Device:         rrqm/s   wrqm/s     r/s     w/s   rsec/s   wsec/s avgrq-sz avgqu-sz   await  svctm  %util
sda               0.00     0.00    0.00    0.00     0.00     0.00     0.00     0.00    0.00   0.00   0.00
sda1              0.00     0.00    0.00    0.00     0.00     0.00     0.00     0.00    0.00   0.00   0.00
sda2              0.00     0.00    0.00    0.00     0.00     0.00     0.00     0.00    0.00   0.00   0.00
sdb               0.00     0.00  349.00   71.00 92320.00 21136.00   270.13     0.99    2.35   1.04  43.60
sdc               0.00     0.00    0.00    0.00     0.00     0.00     0.00     0.00    0.00   0.00   0.00
dm-0            145.00  1795.00  349.00   71.00 92320.00 21136.00   270.13     1.15    2.77   1.07  44.80
dm-1              0.00     0.00  493.00 1857.00 91976.00 14856.00    45.46    30.01   13.64   0.19  44.40
sdd               0.00     0.00    0.00    0.00     0.00     0.00     0.00     0.00    0.00   0.00   0.00
sde               0.00     0.00    0.00   14.00     0.00  9490.00   677.86     0.20   14.57   2.00   2.80
dm-2              0.00     0.00    0.00   14.00     0.00  9490.00   677.86     0.21   15.14   2.57   3.60
dm-3              0.00     0.00    0.00   14.00     0.00  9490.00   677.86     0.21   15.14   2.57   3.60

Even easier to use is iotop, a layer on top of iostat to make it more like a top style interface.



Finally, on to memory

Memory is really misunderstood in Linux. Unused memory is inefficient. Some people see the below and panic.

# free -m
             total       used       free     shared    buffers     cached
Mem:         96553      93561       2992          0         73      21044
-/+ buffers/cache:      72443      24110
Swap:         9224         31       9192

That's 93GB used of 96GB installed RAM in the server going by the Mem: row.

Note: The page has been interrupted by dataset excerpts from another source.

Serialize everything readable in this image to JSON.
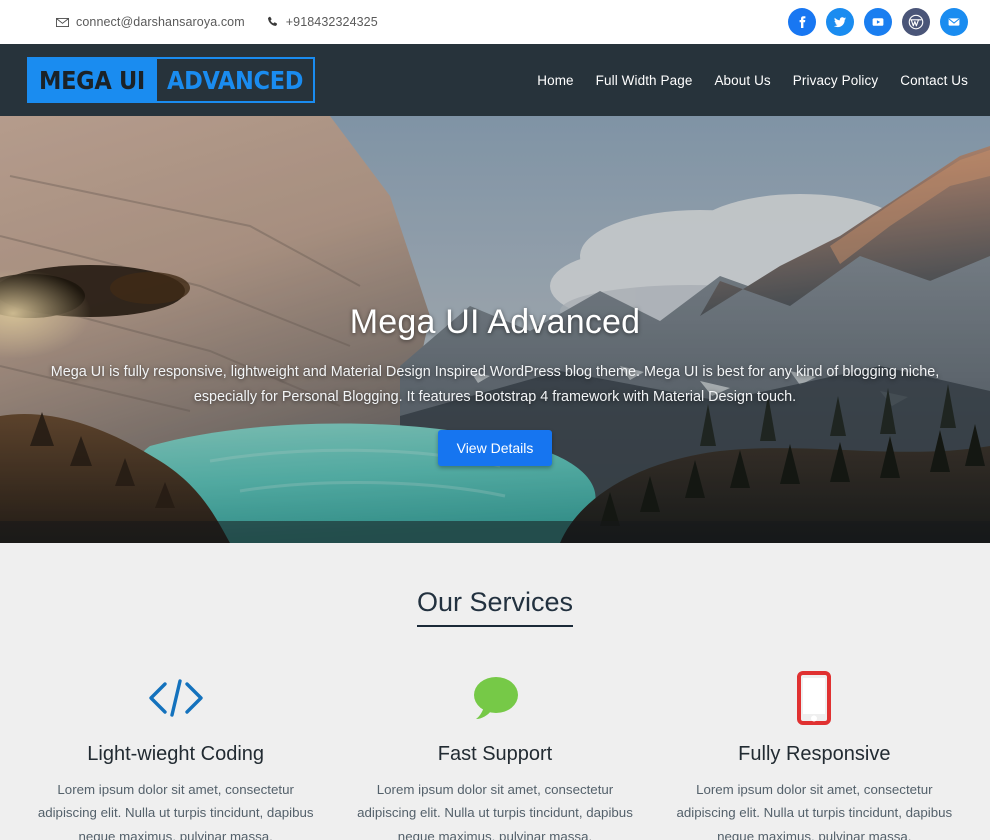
{
  "topbar": {
    "email": "connect@darshansaroya.com",
    "email_icon": "envelope-icon",
    "phone": "+918432324325",
    "phone_icon": "phone-icon",
    "socials": [
      {
        "name": "facebook",
        "label": "f",
        "color": "#1877f2"
      },
      {
        "name": "twitter",
        "label": "t",
        "color": "#1a8cf0"
      },
      {
        "name": "youtube",
        "label": "y",
        "color": "#1a7ef0"
      },
      {
        "name": "wordpress",
        "label": "w",
        "color": "#4a5578"
      },
      {
        "name": "email",
        "label": "e",
        "color": "#1a8cf0"
      }
    ]
  },
  "header": {
    "logo_part1": "Mega UI",
    "logo_part2": "Advanced",
    "logo_bg": "#1a8cf0",
    "header_bg": "#27333b",
    "nav": [
      {
        "label": "Home"
      },
      {
        "label": "Full Width Page"
      },
      {
        "label": "About Us"
      },
      {
        "label": "Privacy Policy"
      },
      {
        "label": "Contact Us"
      }
    ]
  },
  "hero": {
    "title": "Mega UI Advanced",
    "description": "Mega UI is fully responsive, lightweight and Material Design Inspired WordPress blog theme. Mega UI is best for any kind of blogging niche, especially for Personal Blogging. It features Bootstrap 4 framework with Material Design touch.",
    "button_label": "View Details",
    "button_color": "#1675f0",
    "image_alt": "mountain-landscape-turquoise-lake"
  },
  "services": {
    "heading": "Our Services",
    "background": "#efefef",
    "cards": [
      {
        "icon": "code-icon",
        "icon_color": "#1472bd",
        "title": "Light-wieght Coding",
        "text": "Lorem ipsum dolor sit amet, consectetur adipiscing elit. Nulla ut turpis tincidunt, dapibus neque maximus, pulvinar massa."
      },
      {
        "icon": "speech-bubble-icon",
        "icon_color": "#76c947",
        "title": "Fast Support",
        "text": "Lorem ipsum dolor sit amet, consectetur adipiscing elit. Nulla ut turpis tincidunt, dapibus neque maximus, pulvinar massa."
      },
      {
        "icon": "tablet-icon",
        "icon_color": "#e03131",
        "title": "Fully Responsive",
        "text": "Lorem ipsum dolor sit amet, consectetur adipiscing elit. Nulla ut turpis tincidunt, dapibus neque maximus, pulvinar massa."
      }
    ]
  }
}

Wrong. The Linux kernel grabs as much memory as it can, leaving only a small amount unused and then dishes it out to applications which request it. Anything which isn't requested by an application is then utilised for buffers and caches, including the IO buffer. Read the values in the -/+ buffers/cache line. 24GB is free, and 72GB is used by applications. That's obviously still a lot, but this is a database server, and we want to give the database engine as much memory to cache stuff as possible.





Here's another one from a slightly more modest server:


# free -m
             total       used       free     shared    buffers     cached
Mem:           463        397         65          0        134        136
-/+ buffers/cache:        126        336
Swap:          475         10        465

463MB of RAM and only 65MB free?! Nope, 336GB free as the kernel hasn't needed to dish it out and has allocated it to buffers and caches.